Aku mengayunkan lengan ke belakang dan berteriak, “Sekarang!” Kulontar bajingan kecil itu sejauh mungkin.
“Bagaimana, ya,” aku mendengarnya berteriak. “Saya tidak biasa mengambil gambar bergerak.”
“Lagi!” teriakku, dan mengambil batu lain.[]
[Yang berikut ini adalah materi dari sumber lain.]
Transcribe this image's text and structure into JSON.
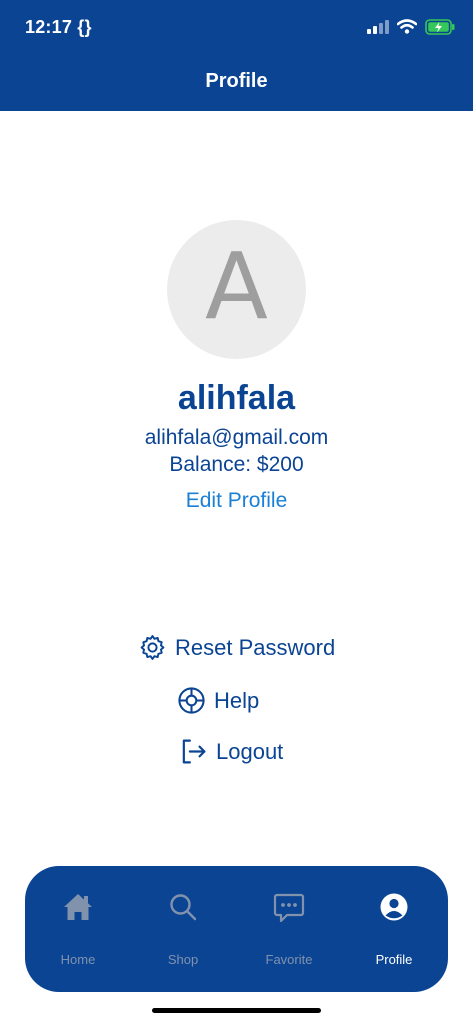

Raymond Clevie Carver, Jr. (25 Mei 1938 - 2 Agustus 1988) penulis Amerika Serikat yang terkenal akan gaya minimalisnya. Karya-karyanya berupa cerpen dan puisi. Terjemahan ini berdasarkan cerpen “Viewfinder” dalam kumpulan cerpen Raymond Carver, What We Talk When We Talk About Love (Vintage Books, Juni 1989).